By Tim Sprinkle
Apr 14, 2026
There is a reason that per- and polyfluoroalkyl substances (PFAS) have become known as “forever chemicals.” Based on their composition, they can potentially stick around for hundreds or even thousands of years, making them one of the most challenging environmental concerns of our time.
As a result, PFAS management comes with a complex web of measurement, analysis, and remediation challenges that experts have struggled with for decades. And until recently, there has not been clear, standardized guidance. That’s why, over the past six-plus years, a dedicated task group within the subcommittee on corrective action (E50.04), part of the committee on environmental assessment, risk management and corrective action (E50), has worked to develop a trio of complementary standards that together offer a comprehensive framework for tackling PFAS in the environment for the first time.
“There was really a lack of guidance and a lack of clarity on how to even address PFAS in the environment,” says Stephanie Fiorenza, co-lead of the PFAS Sampling and Analytical task group, describing the field in 2019. “We felt we needed to jump in and help provide that clarity.”
There were just a handful of drinking water analytical methods for PFAS from the U.S. Environmental Protection Agency at the time, and laboratories were relying on non-standardized operating procedures to fill the gap. Practitioners working across state lines or international jurisdictions had little consistent guidance to turn to.
“When we stepped into the space, we embraced it with all its messiness and uncertainty and started there,” says Eileen Snyder, the task group’s co-founder. “We started with the analytical method selection guide, and as that evolved, more analytical methods came online.”
The result is a set of three standards designed to work together, each addressing a distinct phase of PFAS measurement and analysis. The most recent (E3511) was approved in March 2026. Over the years, this framework has attracted consistent participation from representatives from the PFAS remediation industry, consultants, laboratories, and academia, with many volunteers contributing through the group’s entire lifespan. The full trio of standards includes:
1) Standard Guide for PFAS Analytical Methods Selection (E3302): The guide helps practitioners decide which analytical methods to use when measuring PFAS. When the task group began its work, available methods were primarily calibrated for drinking water samples, creating a gap for practitioners submitting groundwater, wastewater, soil, and biota samples that required analysis under very different conditions. E3302 provides guidance on selecting appropriate methods across this broader range of environmental conditions, accounting for the QA/QC parameters each one demands.
2) Standard Guide for PFAS Data Evaluation (E3439): Once test results are in hand, researchers face the challenge of making sense of them. This guide provides a framework for assessing the quality and reliability of collected PFAS data, helping practitioners evaluate whether their data meets the necessary standards for defensible decision-making, a critical step given the legal and regulatory implications that often accompany PFAS investigations.

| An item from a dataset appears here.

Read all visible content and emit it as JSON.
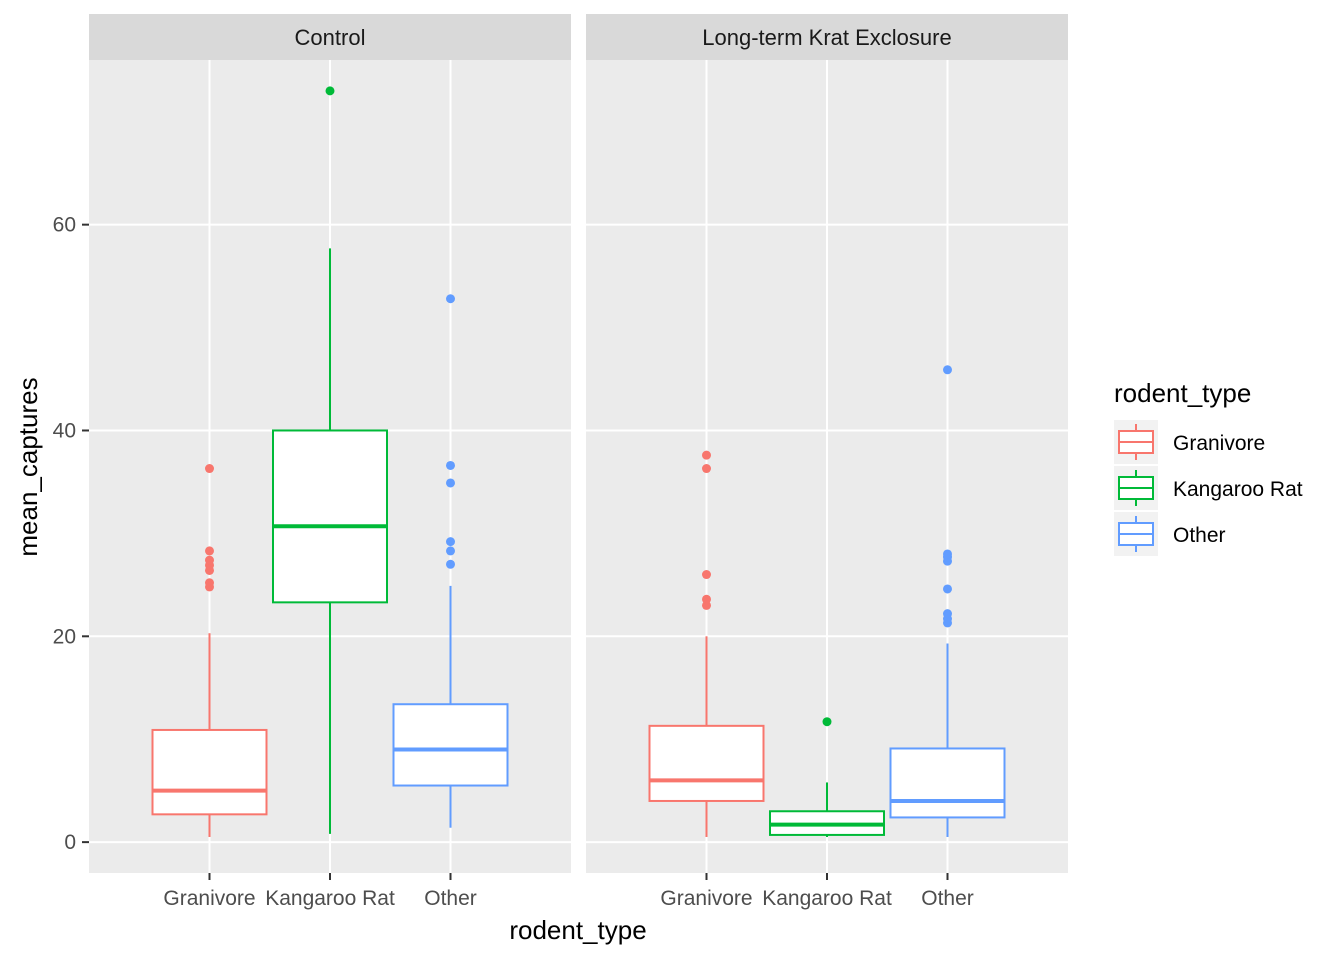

3) Standard Guide for Per- and Polyfluoroalkyl Substances (PFAS) Sampling of Environmental Media (E3511): The newest addition to E50.04’s PFAS standards, this sampling guide provides a comprehensive resource for collecting PFAS samples across a wide range of non-potable water conditions, including surface water, groundwater, and wastewater.
“E3511 is a comprehensive resource for the practitioner who may work across state lines or international jurisdictions,” explains Snyder. “It gets down into the weeds in terms of how the practitioner can interface with their specific sampling program and have the resources, the best practices, to streamline their sample and analysis work planning to execute that work and then to fact check that they met the right metrics.”
Together, these three standards form a sequence for PFAS sampling: select the appropriate methods, collect samples according to best practices, then evaluate the resulting data.
The task group has already turned its attention to a fourth standard, currently a work item: the guide for PFAS source differentiation approaches using forensic applications (WK96796). As PFAS contamination often involves contributions from multiple sources — manufacturers, unintentional users, wastewater treatment facilities, background environmental levels, and more — determining who exactly is responsible for what has become an increasingly urgent legal and regulatory question. This guide will help practitioners and regulators assign forensic “signatures” to different PFAS sources and distinguish them from background conditions.
“This task group collaborates actively with other task groups and other subcommittees such that our guides and our work efforts are meant to work together,” says Snyder. “We have very robust and active participation that has spanned over six years, and we're inviting participation in our newest guide." ●
Tim Sprinkle is a freelance writer based in Colorado Springs, CO. He has written for Yahoo, The Street, and other websites.